Here’s what I’ve learned when discovering you are never too old to learn, Junior Ranger-style:
You Will Feel Like A Kid Again
It is fair to tackle the age question first. True, the National Park Service describes its Junior Ranger program as geared toward young people ages 5 to 13. It also says people of all ages can participate. Just a few years ago, a 103-year-old woman made news as the oldest-known Junior Ranger. Filling out Junior Ranger activity books you request at each visitor center can be a great individual or intergenerational-family activity using everyone’s strengths — from nature lovers and word-searchers to history buffs and sharp-eyed scavenger hunters.
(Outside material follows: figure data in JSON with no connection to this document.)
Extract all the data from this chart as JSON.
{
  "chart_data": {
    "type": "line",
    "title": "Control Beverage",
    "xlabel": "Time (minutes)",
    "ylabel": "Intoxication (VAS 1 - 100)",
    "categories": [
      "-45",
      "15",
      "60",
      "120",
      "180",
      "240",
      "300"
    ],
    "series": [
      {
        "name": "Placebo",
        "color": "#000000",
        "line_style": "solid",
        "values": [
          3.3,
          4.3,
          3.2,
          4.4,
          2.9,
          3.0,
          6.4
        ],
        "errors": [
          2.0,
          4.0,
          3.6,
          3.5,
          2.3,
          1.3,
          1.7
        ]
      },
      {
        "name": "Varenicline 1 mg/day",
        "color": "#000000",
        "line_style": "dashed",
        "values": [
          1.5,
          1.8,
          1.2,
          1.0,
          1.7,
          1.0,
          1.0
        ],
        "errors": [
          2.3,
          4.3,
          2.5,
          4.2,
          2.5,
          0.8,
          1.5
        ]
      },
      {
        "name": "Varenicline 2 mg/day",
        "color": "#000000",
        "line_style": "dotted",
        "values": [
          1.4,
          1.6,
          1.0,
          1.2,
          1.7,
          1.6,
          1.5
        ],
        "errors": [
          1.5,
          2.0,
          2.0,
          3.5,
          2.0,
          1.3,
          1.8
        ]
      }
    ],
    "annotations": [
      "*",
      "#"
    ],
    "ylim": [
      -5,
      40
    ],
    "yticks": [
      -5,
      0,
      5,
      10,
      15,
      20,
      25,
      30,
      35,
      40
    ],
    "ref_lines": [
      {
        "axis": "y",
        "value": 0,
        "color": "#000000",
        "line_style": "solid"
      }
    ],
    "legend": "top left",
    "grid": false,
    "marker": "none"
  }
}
If you are determined to try something more adult-focused, there are also a few sites that offer special Senior Ranger booklets.
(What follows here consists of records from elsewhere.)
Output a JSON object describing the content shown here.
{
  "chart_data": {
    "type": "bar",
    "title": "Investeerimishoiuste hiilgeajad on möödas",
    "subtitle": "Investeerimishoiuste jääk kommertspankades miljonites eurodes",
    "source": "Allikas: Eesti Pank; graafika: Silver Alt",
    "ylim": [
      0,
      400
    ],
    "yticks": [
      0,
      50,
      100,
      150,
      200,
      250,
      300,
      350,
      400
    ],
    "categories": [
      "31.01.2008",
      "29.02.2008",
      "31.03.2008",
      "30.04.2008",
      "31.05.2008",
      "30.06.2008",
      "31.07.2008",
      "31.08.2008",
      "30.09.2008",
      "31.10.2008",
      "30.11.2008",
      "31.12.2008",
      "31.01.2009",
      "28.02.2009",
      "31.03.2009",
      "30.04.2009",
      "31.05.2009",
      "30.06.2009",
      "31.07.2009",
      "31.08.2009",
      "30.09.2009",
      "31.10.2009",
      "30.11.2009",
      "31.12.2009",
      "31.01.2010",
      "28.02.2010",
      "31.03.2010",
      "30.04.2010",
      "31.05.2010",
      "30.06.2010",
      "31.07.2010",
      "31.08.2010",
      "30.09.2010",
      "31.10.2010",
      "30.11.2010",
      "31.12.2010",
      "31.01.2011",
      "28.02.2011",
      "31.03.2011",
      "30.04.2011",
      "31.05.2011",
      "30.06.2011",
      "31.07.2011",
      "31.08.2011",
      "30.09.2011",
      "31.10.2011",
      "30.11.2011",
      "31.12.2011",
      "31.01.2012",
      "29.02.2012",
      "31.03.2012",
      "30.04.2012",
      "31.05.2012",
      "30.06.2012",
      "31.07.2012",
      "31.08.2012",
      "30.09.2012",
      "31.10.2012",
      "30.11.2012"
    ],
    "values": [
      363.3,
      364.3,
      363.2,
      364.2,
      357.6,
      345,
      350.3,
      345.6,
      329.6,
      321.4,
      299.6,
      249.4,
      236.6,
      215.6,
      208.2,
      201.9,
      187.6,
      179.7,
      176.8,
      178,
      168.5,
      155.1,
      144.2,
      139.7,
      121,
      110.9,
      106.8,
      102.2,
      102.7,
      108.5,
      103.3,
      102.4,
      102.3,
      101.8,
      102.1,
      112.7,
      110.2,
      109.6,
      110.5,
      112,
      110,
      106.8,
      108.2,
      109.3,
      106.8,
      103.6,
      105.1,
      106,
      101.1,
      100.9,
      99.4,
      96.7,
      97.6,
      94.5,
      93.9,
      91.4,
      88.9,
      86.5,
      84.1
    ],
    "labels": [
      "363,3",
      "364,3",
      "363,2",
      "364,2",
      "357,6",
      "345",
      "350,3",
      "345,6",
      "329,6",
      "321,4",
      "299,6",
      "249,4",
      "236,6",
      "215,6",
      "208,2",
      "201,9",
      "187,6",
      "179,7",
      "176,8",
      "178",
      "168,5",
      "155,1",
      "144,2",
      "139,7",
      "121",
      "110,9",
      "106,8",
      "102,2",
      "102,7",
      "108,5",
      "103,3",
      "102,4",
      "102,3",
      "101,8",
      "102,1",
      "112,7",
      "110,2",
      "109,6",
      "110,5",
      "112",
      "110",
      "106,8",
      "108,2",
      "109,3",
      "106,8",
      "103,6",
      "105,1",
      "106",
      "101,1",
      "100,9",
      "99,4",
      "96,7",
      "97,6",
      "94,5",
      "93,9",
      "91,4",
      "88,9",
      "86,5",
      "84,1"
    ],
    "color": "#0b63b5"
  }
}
The National Park Service Office of Communications recommends you check in with a park ranger at the visitor center for each park you plan to visit to confirm how the program works there. Doing this ahead of time can help you know what to expect. For example, Yellowstone National Park charges $5 for its booklet.
Pro Tip: If possible, print booklets available online ahead of your visit. Here is an example from Channel Islands National Park. This allows you to avoid lines at often-crowded visitor centers, start learning about the park ahead of your visit, and focus more on the park when you arrive.
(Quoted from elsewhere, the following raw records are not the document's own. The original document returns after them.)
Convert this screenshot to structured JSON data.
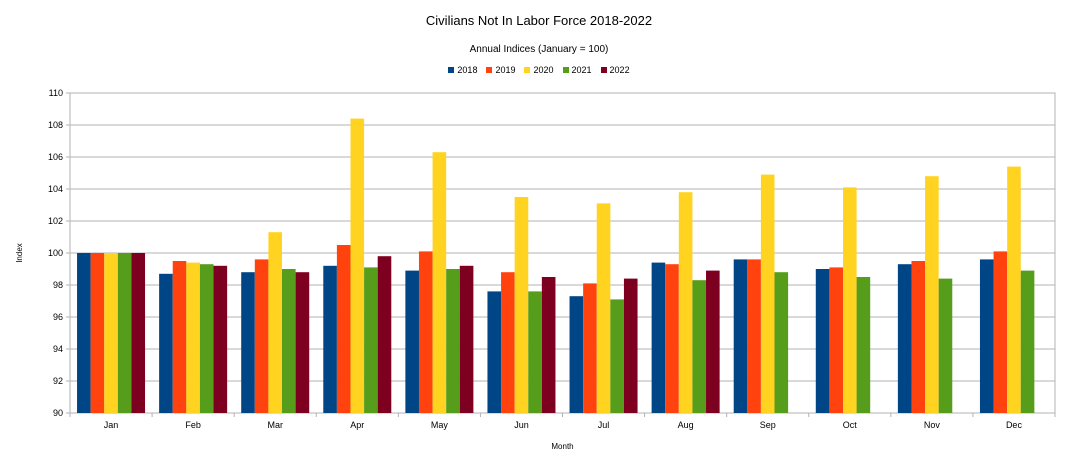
{
  "chart_data": {
    "type": "bar",
    "title": "Civilians Not In Labor Force 2018-2022",
    "subtitle": "Annual Indices (January = 100)",
    "xlabel": "Month",
    "ylabel": "Index",
    "ylim": [
      90,
      110
    ],
    "yticks": [
      "90",
      "92",
      "94",
      "96",
      "98",
      "100",
      "102",
      "104",
      "106",
      "108",
      "110"
    ],
    "grid": true,
    "legend_position": "top-center",
    "categories": [
      "Jan",
      "Feb",
      "Mar",
      "Apr",
      "May",
      "Jun",
      "Jul",
      "Aug",
      "Sep",
      "Oct",
      "Nov",
      "Dec"
    ],
    "series": [
      {
        "name": "2018",
        "color": "#004586",
        "values": [
          100,
          98.7,
          98.8,
          99.2,
          98.9,
          97.6,
          97.3,
          99.4,
          99.6,
          99.0,
          99.3,
          99.6
        ]
      },
      {
        "name": "2019",
        "color": "#ff420e",
        "values": [
          100,
          99.5,
          99.6,
          100.5,
          100.1,
          98.8,
          98.1,
          99.3,
          99.6,
          99.1,
          99.5,
          100.1
        ]
      },
      {
        "name": "2020",
        "color": "#ffd320",
        "values": [
          100,
          99.4,
          101.3,
          108.4,
          106.3,
          103.5,
          103.1,
          103.8,
          104.9,
          104.1,
          104.8,
          105.4
        ]
      },
      {
        "name": "2021",
        "color": "#579d1c",
        "values": [
          100,
          99.3,
          99.0,
          99.1,
          99.0,
          97.6,
          97.1,
          98.3,
          98.8,
          98.5,
          98.4,
          98.9
        ]
      },
      {
        "name": "2022",
        "color": "#7e0021",
        "values": [
          100,
          99.2,
          98.8,
          99.8,
          99.2,
          98.5,
          98.4,
          98.9,
          null,
          null,
          null,
          null
        ]
      }
    ]
  }
}
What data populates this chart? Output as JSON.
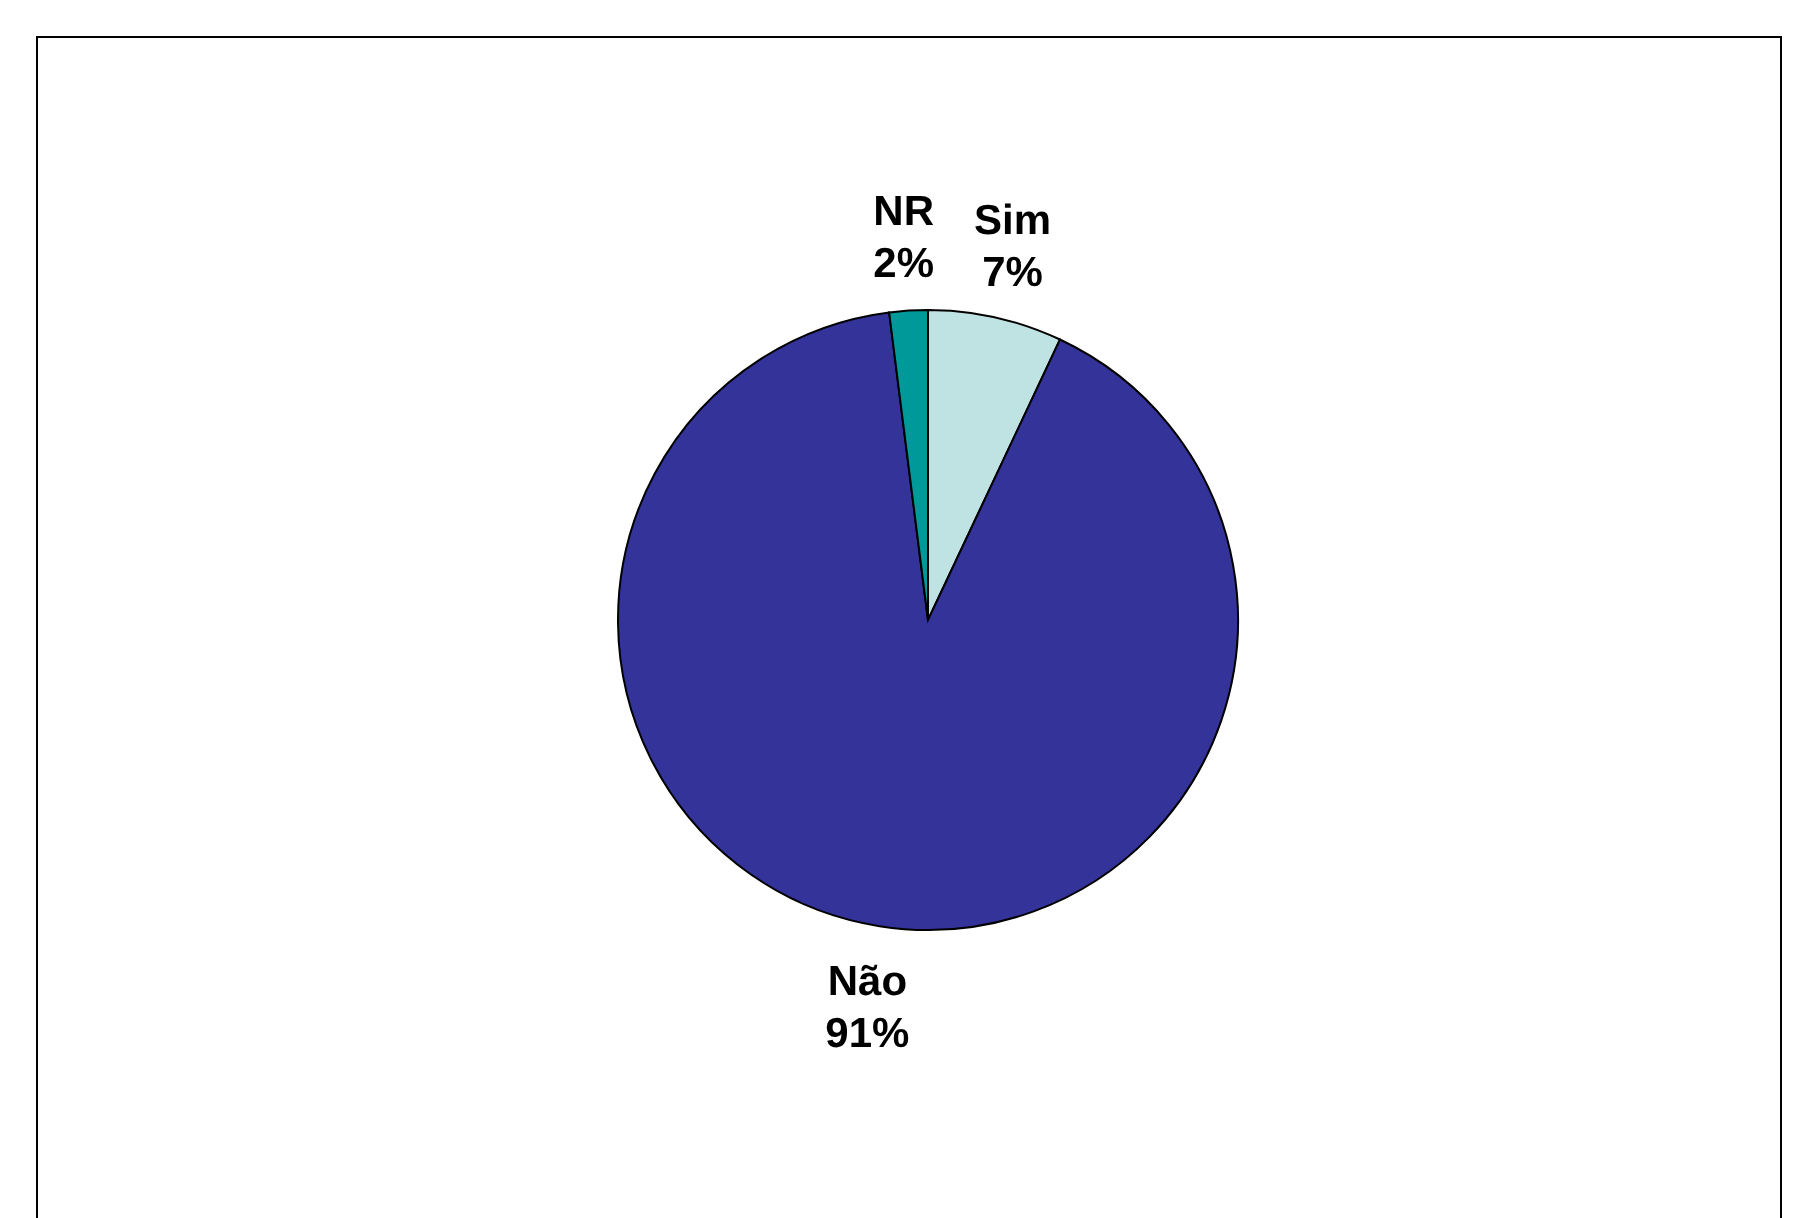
{
  "chart_data": {
    "type": "pie",
    "categories": [
      "Sim",
      "Não",
      "NR"
    ],
    "values": [
      7,
      91,
      2
    ],
    "value_labels": [
      "7%",
      "91%",
      "2%"
    ],
    "colors": [
      "#bfe3e3",
      "#333399",
      "#009999"
    ]
  }
}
You Will Give Yourself A Conversation Starter
The Junior Ranger Program gives you an excuse to ask the burning questions you have about a park. NPS park rangers check over and sign your activity book and administer the Junior Ranger oath required to receive your badge. This helps you grab one-on-one time to talk with the experts about what you have seen. This is where we learned about the history (and necessity) of fire to sequoia trees at Sequoia National Park in California, and where we came to understand how glaciers changed the landscape at Kenai Fjords National Park in Alaska.
You Will Get Out Of Your Comfort Zone
My family has now visited 44 of the 63 national parks and dozens more national park sites, and Junior Ranger-inspired activities have led to some of our favorite (and free!) experiences. Often these take you to places in the park you would otherwise not see or open you to perspectives you may not otherwise hear.